Abstract

In this paper, we solve the large-scale problem for exterior acoustics by employing the concept of fast multipole method (FMM) to accelerate the construction of influence matrix in the dual boundary element method (DBEM). By adopting the addition theorem, the four kernels in the dual formulation are expanded into degenerate kernels, which separate the field point and source point. The separable technique can promote the efficiency in determining the coefficients in a similar way of the fast Fourier transform over the Fourier transform. The source point matrices decomposed in the four influence matrices are similar to each other or only some combinations. There are many zeros or the same influence coefficients in the field point matrices decomposed in the four influence matrices, which can avoid calculating repeatedly the same terms.
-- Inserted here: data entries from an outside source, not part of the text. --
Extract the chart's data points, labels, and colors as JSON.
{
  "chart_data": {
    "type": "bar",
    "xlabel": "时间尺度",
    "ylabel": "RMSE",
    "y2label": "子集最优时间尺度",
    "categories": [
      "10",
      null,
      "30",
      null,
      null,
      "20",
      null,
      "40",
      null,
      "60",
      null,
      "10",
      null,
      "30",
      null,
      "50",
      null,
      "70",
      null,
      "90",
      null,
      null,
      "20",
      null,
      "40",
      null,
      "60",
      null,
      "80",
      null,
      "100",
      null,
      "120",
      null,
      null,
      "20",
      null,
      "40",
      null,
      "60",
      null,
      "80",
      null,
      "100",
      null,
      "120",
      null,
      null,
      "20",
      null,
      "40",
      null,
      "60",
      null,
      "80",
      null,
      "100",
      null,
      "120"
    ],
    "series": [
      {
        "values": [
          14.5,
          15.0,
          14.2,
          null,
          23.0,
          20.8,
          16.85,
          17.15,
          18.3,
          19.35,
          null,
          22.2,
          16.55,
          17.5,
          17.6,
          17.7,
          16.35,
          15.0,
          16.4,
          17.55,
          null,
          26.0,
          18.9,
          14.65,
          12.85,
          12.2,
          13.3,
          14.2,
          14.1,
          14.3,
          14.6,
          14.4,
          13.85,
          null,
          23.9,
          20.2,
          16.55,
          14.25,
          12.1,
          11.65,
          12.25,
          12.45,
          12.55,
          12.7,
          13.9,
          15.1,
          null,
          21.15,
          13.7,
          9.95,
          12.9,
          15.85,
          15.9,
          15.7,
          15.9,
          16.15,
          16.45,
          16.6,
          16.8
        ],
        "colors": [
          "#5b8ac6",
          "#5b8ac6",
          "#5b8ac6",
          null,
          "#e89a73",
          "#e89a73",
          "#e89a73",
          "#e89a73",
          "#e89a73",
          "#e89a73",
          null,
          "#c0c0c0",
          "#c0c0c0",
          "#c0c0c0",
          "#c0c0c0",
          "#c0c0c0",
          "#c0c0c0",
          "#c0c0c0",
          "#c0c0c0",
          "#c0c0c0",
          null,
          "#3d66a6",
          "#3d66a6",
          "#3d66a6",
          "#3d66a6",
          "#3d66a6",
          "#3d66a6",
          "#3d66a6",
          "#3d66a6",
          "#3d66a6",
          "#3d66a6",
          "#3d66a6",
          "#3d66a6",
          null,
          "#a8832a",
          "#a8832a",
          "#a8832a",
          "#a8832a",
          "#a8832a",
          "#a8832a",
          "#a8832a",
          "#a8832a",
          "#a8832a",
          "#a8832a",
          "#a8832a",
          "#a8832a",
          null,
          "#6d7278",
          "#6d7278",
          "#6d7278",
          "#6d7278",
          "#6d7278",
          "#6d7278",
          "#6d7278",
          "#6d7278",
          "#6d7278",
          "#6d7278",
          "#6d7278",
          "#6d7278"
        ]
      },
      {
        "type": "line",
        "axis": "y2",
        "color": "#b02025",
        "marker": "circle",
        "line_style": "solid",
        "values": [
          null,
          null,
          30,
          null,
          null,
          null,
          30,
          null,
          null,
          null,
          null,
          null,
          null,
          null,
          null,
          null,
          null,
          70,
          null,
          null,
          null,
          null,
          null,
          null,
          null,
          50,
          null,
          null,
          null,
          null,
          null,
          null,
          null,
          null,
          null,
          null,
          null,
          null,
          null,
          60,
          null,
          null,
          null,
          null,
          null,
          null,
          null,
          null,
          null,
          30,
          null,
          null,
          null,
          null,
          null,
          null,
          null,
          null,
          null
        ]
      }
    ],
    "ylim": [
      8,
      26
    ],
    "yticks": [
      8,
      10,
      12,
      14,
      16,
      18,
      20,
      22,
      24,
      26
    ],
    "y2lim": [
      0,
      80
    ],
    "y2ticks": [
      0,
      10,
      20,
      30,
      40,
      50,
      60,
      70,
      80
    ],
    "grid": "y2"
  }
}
The separable technique reduces the number of floating-point operations from O( N 2) to O(N log a(N)), where N is number of elements and a is a small constant independent of N. To speed up the convergence in constructing the influence matrix, the center of multipole is designed to locate on the center of local coordinate for each boundary element. This approach enhances convergence by collocating multipoles on each center of the source element. The singular and hypersingular integrals are transformed into the summability of divergent series and regular integrals. Finally, the FMM is shown to reduce CPU time and memory requirement thus enabling us apply BEM to solve for large-scale problems. Five moment FMM formulation was found to be sufficient for convergence. The results are compared well with those of FEM, conventional BEM and analytical solutions and it shows the accuracy and efficiency of the FMM when compared with the conventional BEM.